The only interesting feature of the combat focus in Racer Revenge is that you can increase your winnings by taking out the other racers. That would be cool if any effort was spent making the combat interesting. Instead, I just ignored it in later races, because it’s hard to drive when you need to dry hump the guy next to you.
Yeah, there’s nothing to it. It’s an easy game. Sort of. To allow for combat, a very strict rubber-band AI was implemented. I don’t even remember the first game using rubber-band AI at all, but here it is prominently. Scrape a wall at the end of a course and watch your lead just disappear because someone was glued to your ass the whole time. Should have killed that guy instead, I guess. Should have scratched up his pod until he died of embarrassment.
Speaking of embarrassment, the tracks are terrible. There’s no actual variety to them. Oh, sure, they take place on different planets, the backgrounds are different, but in contrast to the rather creative death roads of the first game, they’re all just humdrum circuits. If they even did try to put more hazards on the course, they’d be more of an annoyance, since you’d just bump off them and stop dead.
But do you know what’s really humiliating? They finish the game with a remake of the Boonta Classic, amazingly recreated in the original Racer, and completely screwed up here. It’s less detailed, it’s shorter, and it’s nowhere near as challenging.
To demonstrate this, at the end of the N64 Boonta Classic, you have to roll onto your side to get through a narrow gap. In Racer Revenge, that just doesn’t exist. You can’t roll onto your side to begin with, but even if you could, missing the gap would just mean another dead stop. How thrilling.
Why would you do that? Why would you offer up such a stark comparison between the two games when you’re not even going to put up the effort to match the success of the original title? It just underlines what a disappointment it is. It’s this cherry on top, but then you realize the cherry is just a rock painted red. It’s both disappointing and causes physical pain.
Was I too gentle? Hopefully, I was able to convey why Star Wars: Racer Revenge sucks. If I was desperate to give praise, I’d say that the graphics are at least better than they were on the N64, but since the courses are so uninteresting, what use is that?
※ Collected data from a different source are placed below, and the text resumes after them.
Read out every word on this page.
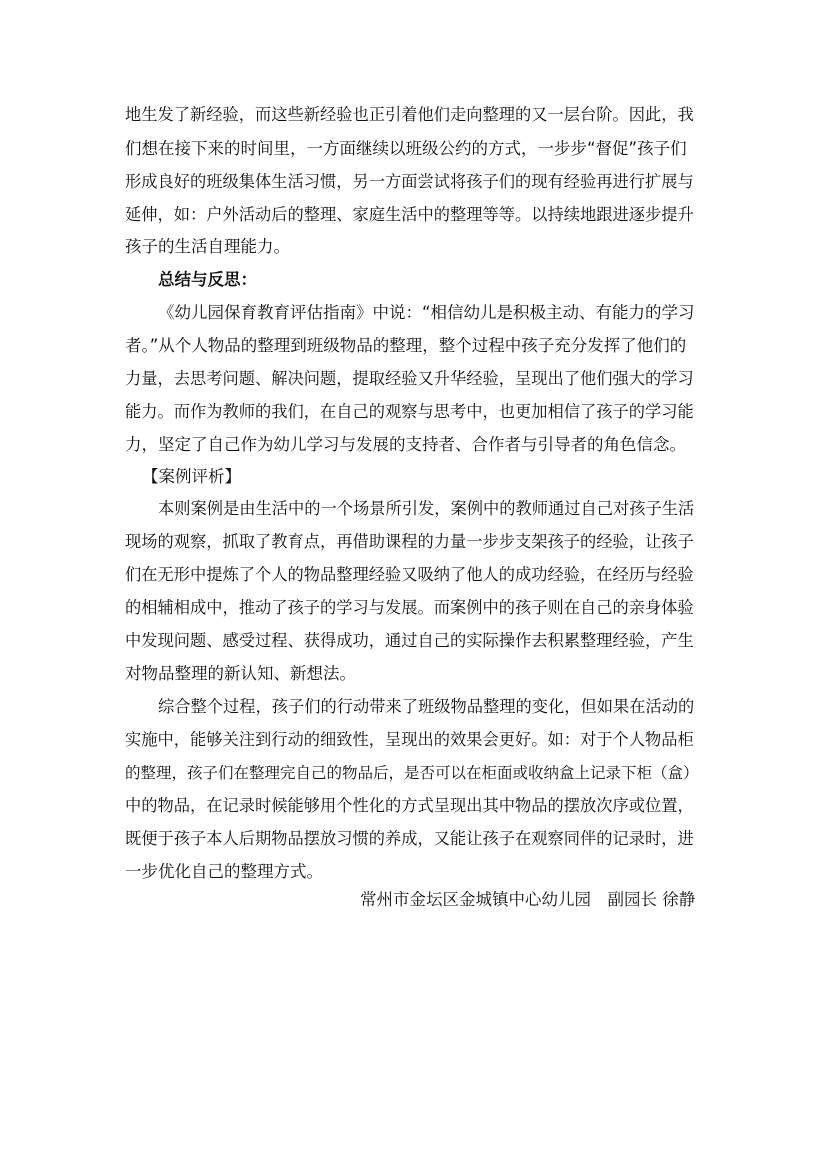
地生发了新经验，而这些新经验也正引着他们走向整理的又一层台阶。因此，我
们想在接下来的时间里，一方面继续以班级公约的方式，一步步“督促”孩子们
形成良好的班级集体生活习惯，另一方面尝试将孩子们的现有经验再进行扩展与
延伸，如：户外活动后的整理、家庭生活中的整理等等。以持续地跟进逐步提升
孩子的生活自理能力。
总结与反思：
《幼儿园保育教育评估指南》中说：“相信幼儿是积极主动、有能力的学习
者。”从个人物品的整理到班级物品的整理，整个过程中孩子充分发挥了他们的
力量，去思考问题、解决问题，提取经验又升华经验，呈现出了他们强大的学习
能力。而作为教师的我们，在自己的观察与思考中，也更加相信了孩子的学习能
力，坚定了自己作为幼儿学习与发展的支持者、合作者与引导者的角色信念。
【案例评析】
本则案例是由生活中的一个场景所引发，案例中的教师通过自己对孩子生活
现场的观察，抓取了教育点，再借助课程的力量一步步支架孩子的经验，让孩子
们在无形中提炼了个人的物品整理经验又吸纳了他人的成功经验，在经历与经验
的相辅相成中，推动了孩子的学习与发展。而案例中的孩子则在自己的亲身体验
中发现问题、感受过程、获得成功，通过自己的实际操作去积累整理经验，产生
对物品整理的新认知、新想法。
综合整个过程，孩子们的行动带来了班级物品整理的变化，但如果在活动的
实施中，能够关注到行动的细致性，呈现出的效果会更好。如：对于个人物品柜
的整理，孩子们在整理完自己的物品后，是否可以在柜面或收纳盒上记录下柜（盒）
中的物品，在记录时候能够用个性化的方式呈现出其中物品的摆放次序或位置，
既便于孩子本人后期物品摆放习惯的养成，又能让孩子在观察同伴的记录时，进
一步优化自己的整理方式。
常州市金坛区金城镇中心幼儿园　副园长 徐静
Racer Revenge is anti-fun. It took a perfectly enjoyable game and completely sucked the life out of it. The game is a laser-guided strike against my good faith. Malicious intent was key in its design; it’s the only explanation for how something so dismaying could hit the shelves. The press reaction to this, in retrospect, was too gentle. This game should have been buried. Get me my shovel, let’s get it in the ground before it manages to stink any worse.